The name Rhaeadr y Wennol (the waterfall of the swallow) derives from the fact that the flow of the river is separated by a prominent rock into two streams of water that look like a swallow's tail. The similar sounding Rhaeadr Ewynnol (the foaming waterfall) is a later coinage based on the adjective ewynnol 'foaming', which itself seems to have been coined at the end of the eighteenth century.

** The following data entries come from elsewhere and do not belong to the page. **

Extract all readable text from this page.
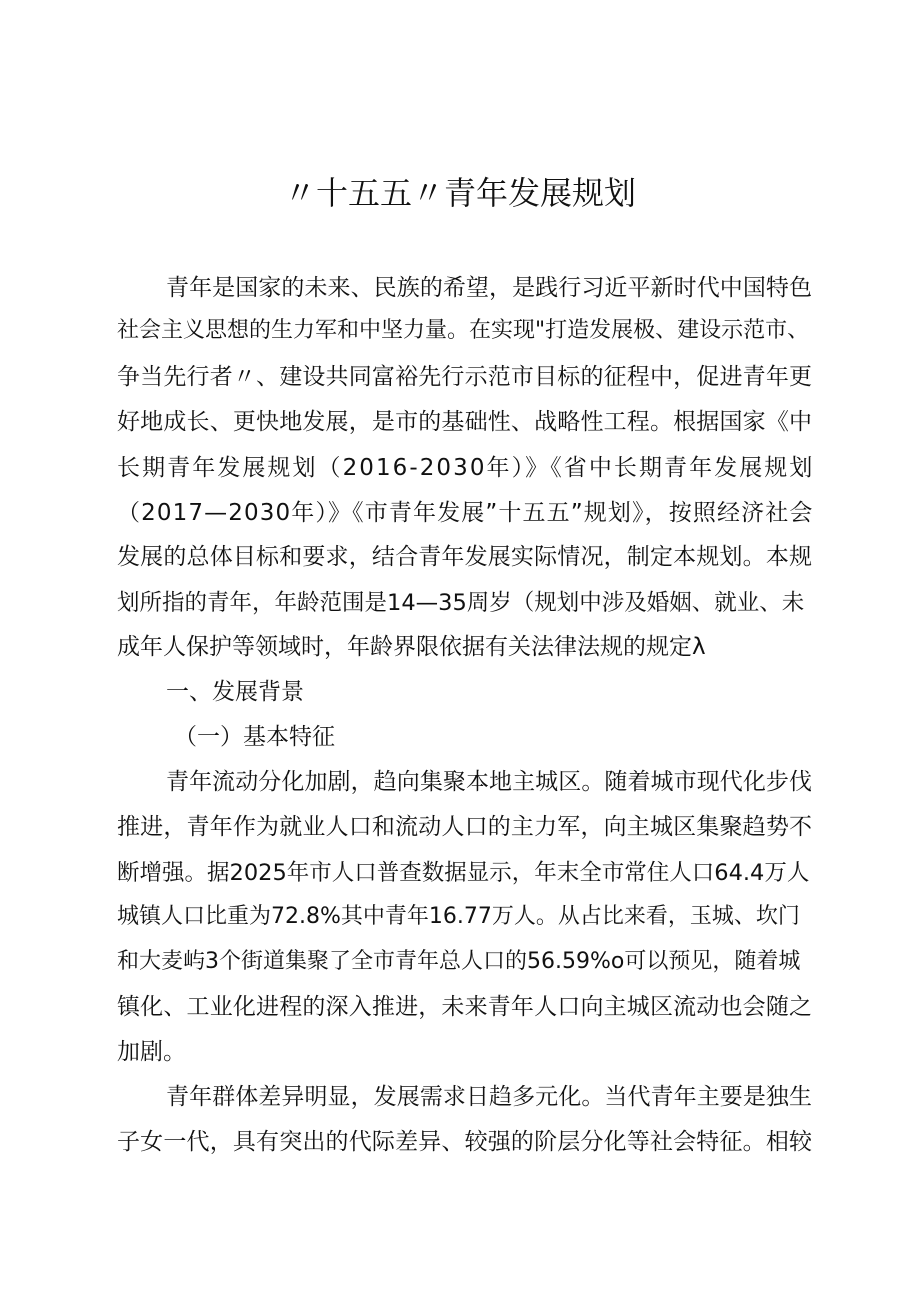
〃十五五〃青年发展规划
青年是国家的未来、民族的希望，是践行习近平新时代中国特色
社会主义思想的生力军和中坚力量。在实现"打造发展极、建设示范市、
争当先行者〃、建设共同富裕先行示范市目标的征程中，促进青年更
好地成长、更快地发展，是市的基础性、战略性工程。根据国家《中
长期青年发展规划（2016-2030年）》《省中长期青年发展规划
（2017—2030年）》《市青年发展”十五五”规划》，按照经济社会
发展的总体目标和要求，结合青年发展实际情况，制定本规划。本规
划所指的青年，年龄范围是14—35周岁（规划中涉及婚姻、就业、未
成年人保护等领域时，年龄界限依据有关法律法规的规定λ
一、发展背景
（一）基本特征
青年流动分化加剧，趋向集聚本地主城区。随着城市现代化步伐
推进，青年作为就业人口和流动人口的主力军，向主城区集聚趋势不
断增强。据2025年市人口普查数据显示，年末全市常住人口64.4万人
城镇人口比重为72.8%其中青年16.77万人。从占比来看，玉城、坎门
和大麦屿3个街道集聚了全市青年总人口的56.59%o可以预见，随着城
镇化、工业化进程的深入推进，未来青年人口向主城区流动也会随之
加剧。
青年群体差异明显，发展需求日趋多元化。当代青年主要是独生
子女一代，具有突出的代际差异、较强的阶层分化等社会特征。相较
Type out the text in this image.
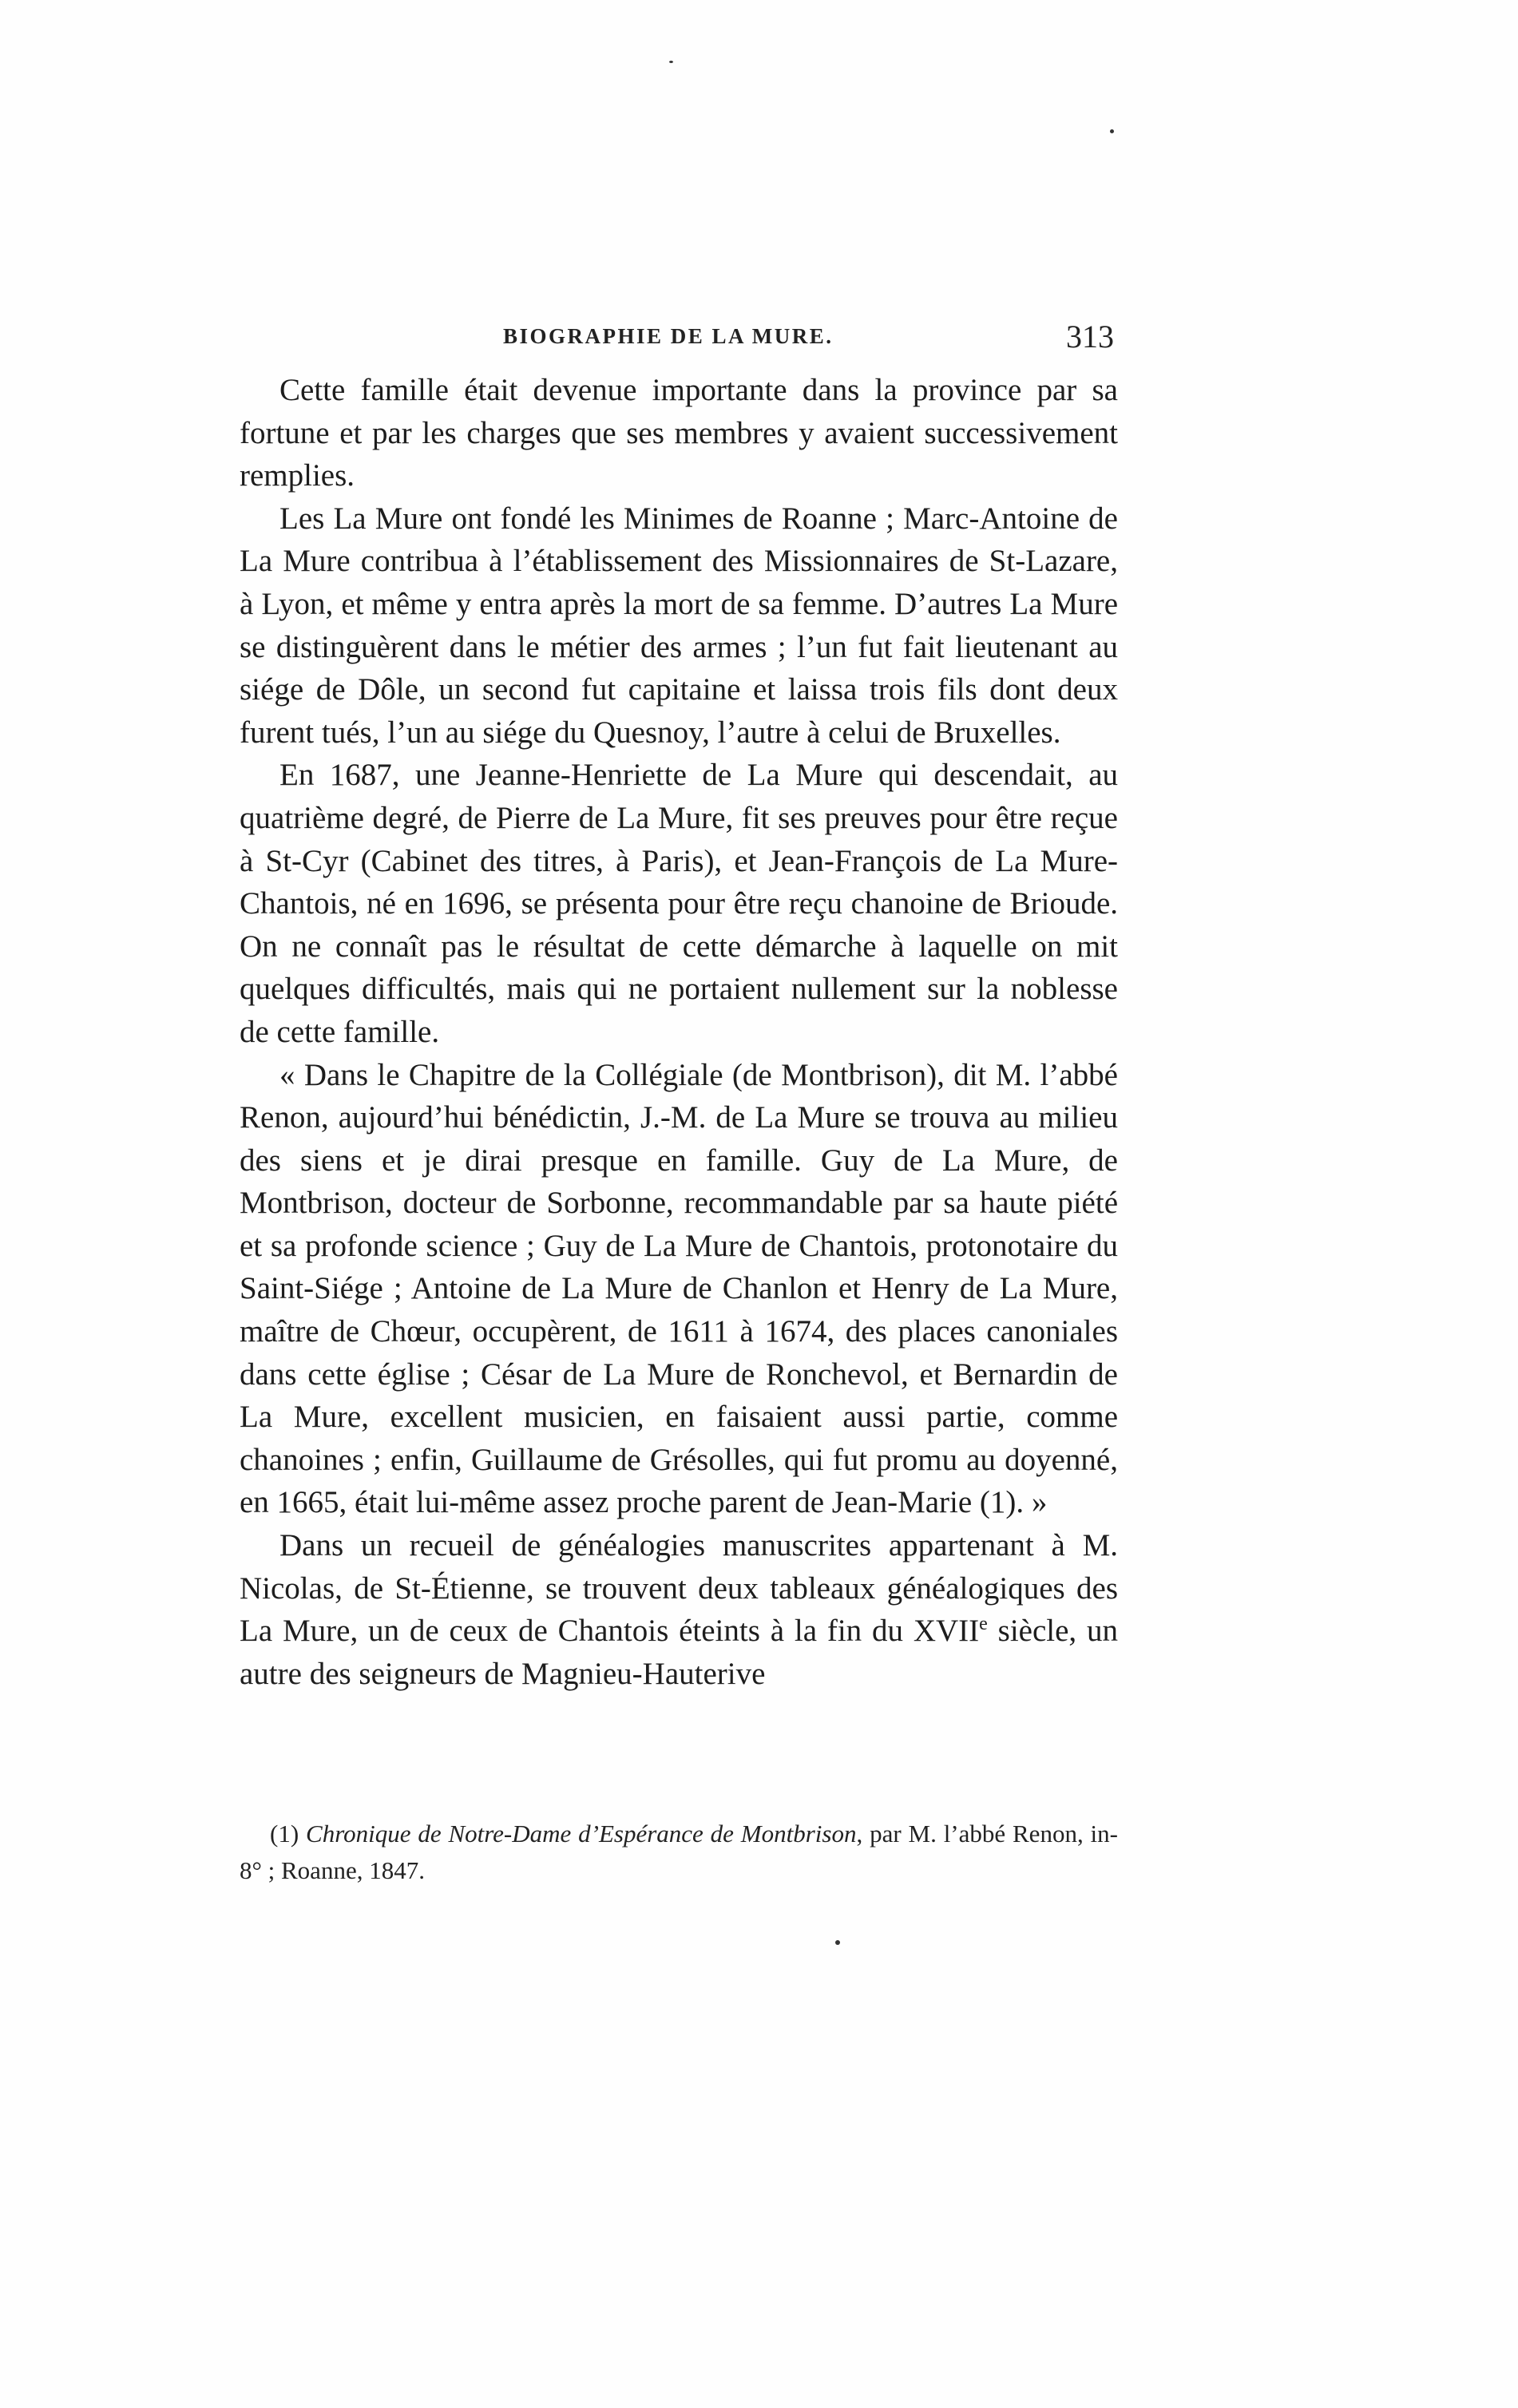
BIOGRAPHIE DE LA MURE.	313

Cette famille était devenue importante dans la province par sa fortune et par les charges que ses membres y avaient successivement remplies.

Les La Mure ont fondé les Minimes de Roanne ; Marc-Antoine de La Mure contribua à l’établissement des Missionnaires de St-Lazare, à Lyon, et même y entra après la mort de sa femme. D’autres La Mure se distinguèrent dans le métier des armes ; l’un fut fait lieutenant au siége de Dôle, un second fut capitaine et laissa trois fils dont deux furent tués, l’un au siége du Quesnoy, l’autre à celui de Bruxelles.

En 1687, une Jeanne-Henriette de La Mure qui descendait, au quatrième degré, de Pierre de La Mure, fit ses preuves pour être reçue à St-Cyr (Cabinet des titres, à Paris), et Jean-François de La Mure-Chantois, né en 1696, se présenta pour être reçu chanoine de Brioude. On ne connaît pas le résultat de cette démarche à laquelle on mit quelques difficultés, mais qui ne portaient nullement sur la noblesse de cette famille.

« Dans le Chapitre de la Collégiale (de Montbrison), dit M. l’abbé Renon, aujourd’hui bénédictin, J.-M. de La Mure se trouva au milieu des siens et je dirai presque en famille. Guy de La Mure, de Montbrison, docteur de Sorbonne, recommandable par sa haute piété et sa profonde science ; Guy de La Mure de Chantois, protonotaire du Saint-Siége ; Antoine de La Mure de Chanlon et Henry de La Mure, maître de Chœur, occupèrent, de 1611 à 1674, des places canoniales dans cette église ; César de La Mure de Ronchevol, et Bernardin de La Mure, excellent musicien, en faisaient aussi partie, comme chanoines ; enfin, Guillaume de Grésolles, qui fut promu au doyenné, en 1665, était lui-même assez proche parent de Jean-Marie (1). »

Dans un recueil de généalogies manuscrites appartenant à M. Nicolas, de St-Étienne, se trouvent deux tableaux généalogiques des La Mure, un de ceux de Chantois éteints à la fin du XVIIe siècle, un autre des seigneurs de Magnieu-Hauterive

(1) Chronique de Notre-Dame d’Espérance de Montbrison, par M. l’abbé Renon, in-8° ; Roanne, 1847.
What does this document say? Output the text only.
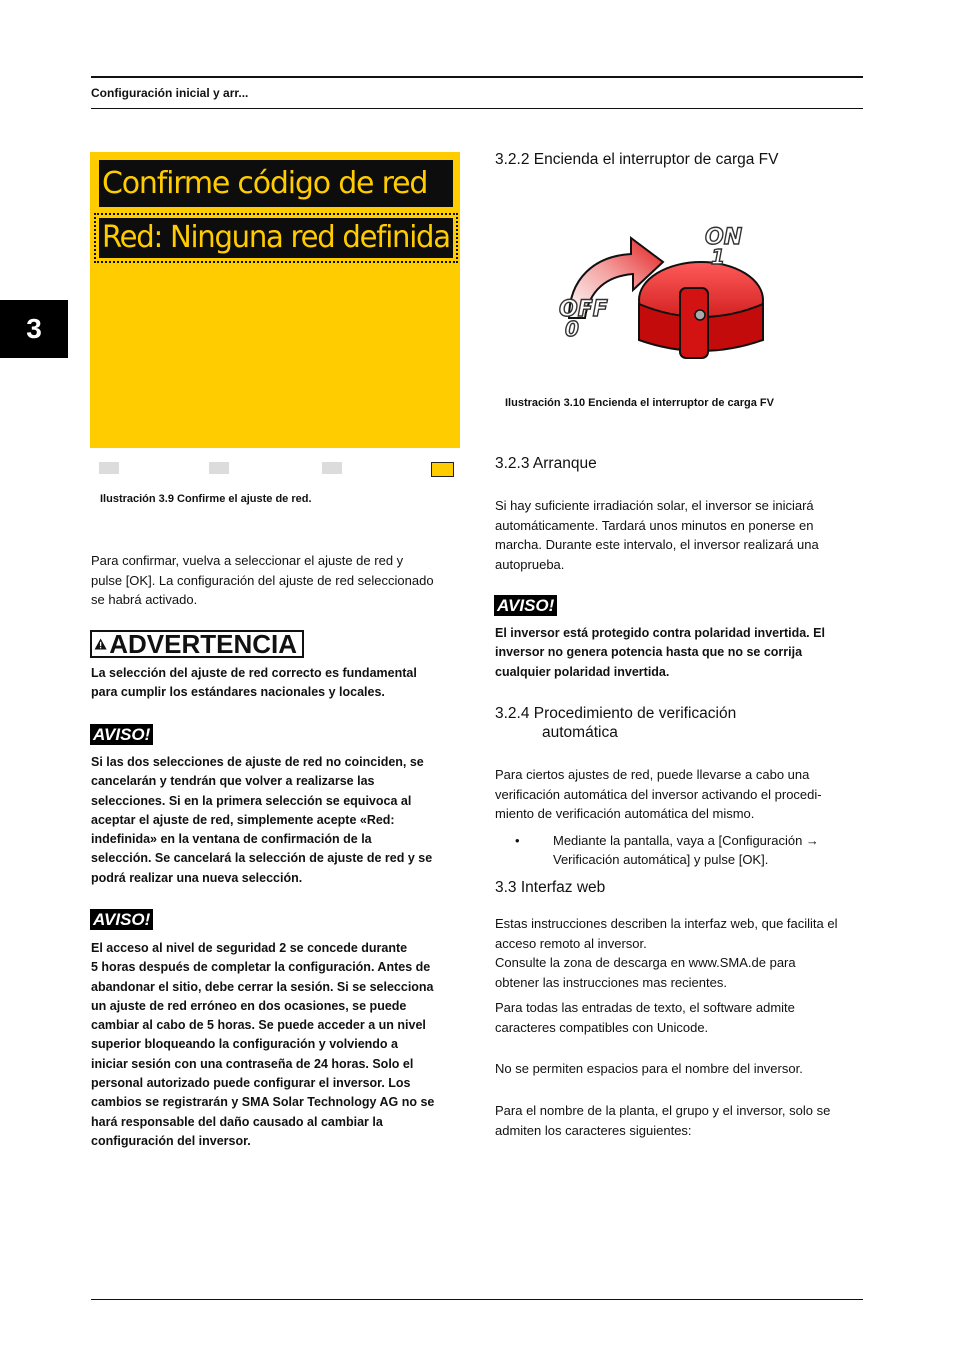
Configuración inicial y arr...
3
Confirme código de red
Red: Ninguna red definida
Ilustración 3.9 Confirme el ajuste de red.
Para confirmar, vuelva a seleccionar el ajuste de red y
pulse [OK]. La configuración del ajuste de red seleccionado
se habrá activado.
ADVERTENCIA
La selección del ajuste de red correcto es fundamental
para cumplir los estándares nacionales y locales.
AVISO!
Si las dos selecciones de ajuste de red no coinciden, se
cancelarán y tendrán que volver a realizarse las
selecciones. Si en la primera selección se equivoca al
aceptar el ajuste de red, simplemente acepte «Red:
indefinida» en la ventana de confirmación de la
selección. Se cancelará la selección de ajuste de red y se
podrá realizar una nueva selección.
AVISO!
El acceso al nivel de seguridad 2 se concede durante
5 horas después de completar la configuración. Antes de
abandonar el sitio, debe cerrar la sesión. Si se selecciona
un ajuste de red erróneo en dos ocasiones, se puede
cambiar al cabo de 5 horas. Se puede acceder a un nivel
superior bloqueando la configuración y volviendo a
iniciar sesión con una contraseña de 24 horas. Solo el
personal autorizado puede configurar el inversor. Los
cambios se registrarán y SMA Solar Technology AG no se
hará responsable del daño causado al cambiar la
configuración del inversor.
3.2.2 Encienda el interruptor de carga FV
ON
1
OFF
0
Ilustración 3.10 Encienda el interruptor de carga FV
3.2.3 Arranque
Si hay suficiente irradiación solar, el inversor se iniciará
automáticamente. Tardará unos minutos en ponerse en
marcha. Durante este intervalo, el inversor realizará una
autoprueba.
AVISO!
El inversor está protegido contra polaridad invertida. El
inversor no genera potencia hasta que no se corrija
cualquier polaridad invertida.
3.2.4 Procedimiento de verificación
automática
Para ciertos ajustes de red, puede llevarse a cabo una
verificación automática del inversor activando el procedi-
miento de verificación automática del mismo.
•	Mediante la pantalla, vaya a [Configuración →
Verificación automática] y pulse [OK].
3.3 Interfaz web
Estas instrucciones describen la interfaz web, que facilita el
acceso remoto al inversor.
Consulte la zona de descarga en www.SMA.de para
obtener las instrucciones mas recientes.
Para todas las entradas de texto, el software admite
caracteres compatibles con Unicode.
No se permiten espacios para el nombre del inversor.
Para el nombre de la planta, el grupo y el inversor, solo se
admiten los caracteres siguientes:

It has been suggested that this name was 'prompted by a desire to demonstrate W[elsh] linguistic ownership of a popular tourist attraction and a concern that Rhaeadr y Wennol would be perceived as a deferential translation of what came to be the better known name Swallow Falls'. The name, in its variant forms, is attested from the 1770s onwards.

== History ==
It was suggested in 1899 that the falls could be used to generate electricity for the nearby village of Betws-y-Coed, as well as overhead lighting for the falls. In 1913 the second Lord Ancaster, the landowner, gave the Swallow Falls to the local council, who decided to charge for visiting it to pay off some of the £15,000 debt incurred through the installation of water and electricity supplies to the village. Once the debt of costs of installation was cleared the parish retained the fee, resulting in Betws-y-Coed having the lowest rates in the country. By the 1930s, the waterfall had become a popular tourist destination, although there were few visitors during the winter off-season. A writer in the Yorkshire Post and Leeds Intelligencer on 17 January 1933, described the waterfall as coming "over the rocks in a perfect torrent, peerless white in the dusk."

In 1939, Richard Morris, the former chairman of the local council, was charged with making false entries in the upkeep of the tolls. There was a total deficiency of £67 15s 6d; by the time the charge was laid, Morris had already repaid the sum. The cheap water and electricity rates ended after local government reorganisation in 1974.